新ファンドの資本規模は160億ドルで、ロンドンに拠点を置く。フリードマン氏が出資する投資会社「レターワン」グループの下に設立され、ロシア通信事業大手ヴィンペルコムの株式48%を保有する持ち株会社となる予定だ。ヴィンペルコムにはアルファグループのほか、複数のロシア人投資家が出資している。L1テクノロジーのレズニコヴィッチ最高経営責任者(CEO)は、新ファンドは負債を抱えていないことから今後借り入れによって250億ドルまで資金を拡大できるとしている。
投資先としては新たな資本を必要とする従来型の通信事業会社や、アプリやストリーミングサービスなどを提供するインターネット関連会社を想定する。取締役会メンバーにはスカイプの前取締役ルス・ショー氏や、ヴォーダフォン設立時の幹部ジュリアン・ホーン・スミス氏などインターネットや通信事業関連の著名な企業家が名を連ねる。

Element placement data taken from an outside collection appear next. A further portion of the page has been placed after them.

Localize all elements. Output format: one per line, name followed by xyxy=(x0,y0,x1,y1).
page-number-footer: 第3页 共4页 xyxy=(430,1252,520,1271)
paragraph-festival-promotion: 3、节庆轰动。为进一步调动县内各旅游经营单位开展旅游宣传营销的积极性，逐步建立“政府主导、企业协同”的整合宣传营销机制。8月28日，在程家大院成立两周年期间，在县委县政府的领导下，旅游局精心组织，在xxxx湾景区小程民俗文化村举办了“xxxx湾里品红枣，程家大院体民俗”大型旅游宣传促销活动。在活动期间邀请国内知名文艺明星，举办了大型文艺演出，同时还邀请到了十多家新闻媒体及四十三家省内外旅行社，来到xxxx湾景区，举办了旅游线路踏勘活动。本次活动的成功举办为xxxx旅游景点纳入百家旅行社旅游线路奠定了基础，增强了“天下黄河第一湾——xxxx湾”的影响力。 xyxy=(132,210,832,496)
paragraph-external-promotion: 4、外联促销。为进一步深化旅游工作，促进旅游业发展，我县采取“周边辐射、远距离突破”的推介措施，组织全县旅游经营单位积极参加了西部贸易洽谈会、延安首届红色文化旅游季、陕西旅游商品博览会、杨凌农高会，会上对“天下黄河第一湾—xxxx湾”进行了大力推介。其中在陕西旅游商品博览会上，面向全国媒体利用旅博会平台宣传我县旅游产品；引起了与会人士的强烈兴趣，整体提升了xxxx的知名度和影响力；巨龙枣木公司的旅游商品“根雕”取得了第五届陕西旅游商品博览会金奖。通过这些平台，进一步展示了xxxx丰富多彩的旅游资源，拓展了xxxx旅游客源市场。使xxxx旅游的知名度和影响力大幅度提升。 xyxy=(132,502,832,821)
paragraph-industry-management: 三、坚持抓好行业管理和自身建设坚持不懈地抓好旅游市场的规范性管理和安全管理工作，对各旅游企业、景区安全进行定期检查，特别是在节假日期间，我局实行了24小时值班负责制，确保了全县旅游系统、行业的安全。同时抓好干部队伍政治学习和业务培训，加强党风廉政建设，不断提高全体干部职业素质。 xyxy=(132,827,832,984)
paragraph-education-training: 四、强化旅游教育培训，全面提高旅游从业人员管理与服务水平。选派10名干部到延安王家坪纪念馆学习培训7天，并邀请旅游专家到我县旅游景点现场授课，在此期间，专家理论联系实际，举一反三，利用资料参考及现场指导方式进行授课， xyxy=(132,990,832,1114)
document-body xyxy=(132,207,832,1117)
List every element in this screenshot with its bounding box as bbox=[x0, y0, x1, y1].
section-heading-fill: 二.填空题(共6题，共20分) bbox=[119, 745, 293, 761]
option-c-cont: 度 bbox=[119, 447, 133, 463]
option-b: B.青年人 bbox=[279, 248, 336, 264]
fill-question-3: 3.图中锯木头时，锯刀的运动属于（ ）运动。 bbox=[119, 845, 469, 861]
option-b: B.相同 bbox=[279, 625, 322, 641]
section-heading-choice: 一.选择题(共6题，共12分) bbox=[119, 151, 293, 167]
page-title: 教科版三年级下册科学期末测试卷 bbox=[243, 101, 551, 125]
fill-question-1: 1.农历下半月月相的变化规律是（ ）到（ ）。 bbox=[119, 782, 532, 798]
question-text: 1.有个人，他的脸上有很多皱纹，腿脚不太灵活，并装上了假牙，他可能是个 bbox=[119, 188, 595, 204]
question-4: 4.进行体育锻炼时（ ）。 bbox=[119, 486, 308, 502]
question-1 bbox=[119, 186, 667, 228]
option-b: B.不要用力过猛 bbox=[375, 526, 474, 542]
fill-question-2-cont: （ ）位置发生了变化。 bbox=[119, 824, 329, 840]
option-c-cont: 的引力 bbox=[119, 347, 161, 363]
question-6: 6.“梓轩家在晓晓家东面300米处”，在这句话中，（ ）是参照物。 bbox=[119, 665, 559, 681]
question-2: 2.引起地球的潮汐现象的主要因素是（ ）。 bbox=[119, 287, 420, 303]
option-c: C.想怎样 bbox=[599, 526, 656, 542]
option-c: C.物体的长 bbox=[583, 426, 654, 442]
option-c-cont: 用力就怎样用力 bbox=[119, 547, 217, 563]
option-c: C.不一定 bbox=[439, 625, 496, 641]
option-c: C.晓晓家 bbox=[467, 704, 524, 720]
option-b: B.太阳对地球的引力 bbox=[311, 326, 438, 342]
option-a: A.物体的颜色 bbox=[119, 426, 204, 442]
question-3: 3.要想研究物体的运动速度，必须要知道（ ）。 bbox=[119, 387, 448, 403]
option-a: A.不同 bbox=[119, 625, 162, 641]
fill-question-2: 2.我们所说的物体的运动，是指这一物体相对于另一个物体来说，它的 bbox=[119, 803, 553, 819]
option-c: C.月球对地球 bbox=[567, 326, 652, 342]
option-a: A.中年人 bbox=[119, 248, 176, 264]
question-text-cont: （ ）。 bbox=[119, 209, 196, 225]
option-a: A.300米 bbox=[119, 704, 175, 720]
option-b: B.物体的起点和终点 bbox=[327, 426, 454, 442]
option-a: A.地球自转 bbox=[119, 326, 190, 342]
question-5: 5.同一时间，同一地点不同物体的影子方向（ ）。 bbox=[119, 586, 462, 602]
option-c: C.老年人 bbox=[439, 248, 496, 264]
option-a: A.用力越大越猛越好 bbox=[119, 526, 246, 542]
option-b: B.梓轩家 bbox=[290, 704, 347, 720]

今回の新ファンド設立の背景にはレターワンの関連ファンド「レターワンエネルギー」が、先月取得したばかりの北海油田の権益売却を予定していることがあると見られている。同油田を巡っては、英国政府が対ロシア制裁に関連して同ファンドの北海油田関連資産を将来的に凍結する可能性を示唆していた。
レターワンは13年にフリードマン氏らによってアルファグループの対外資産を管理する目的で設立された。設立に際しては、同グループが出資していたロシアと英国の合弁石油会社TNK-BPの株式を同年に露石油最大手のロスネフチに売却した際の売却益の一部が充てられている。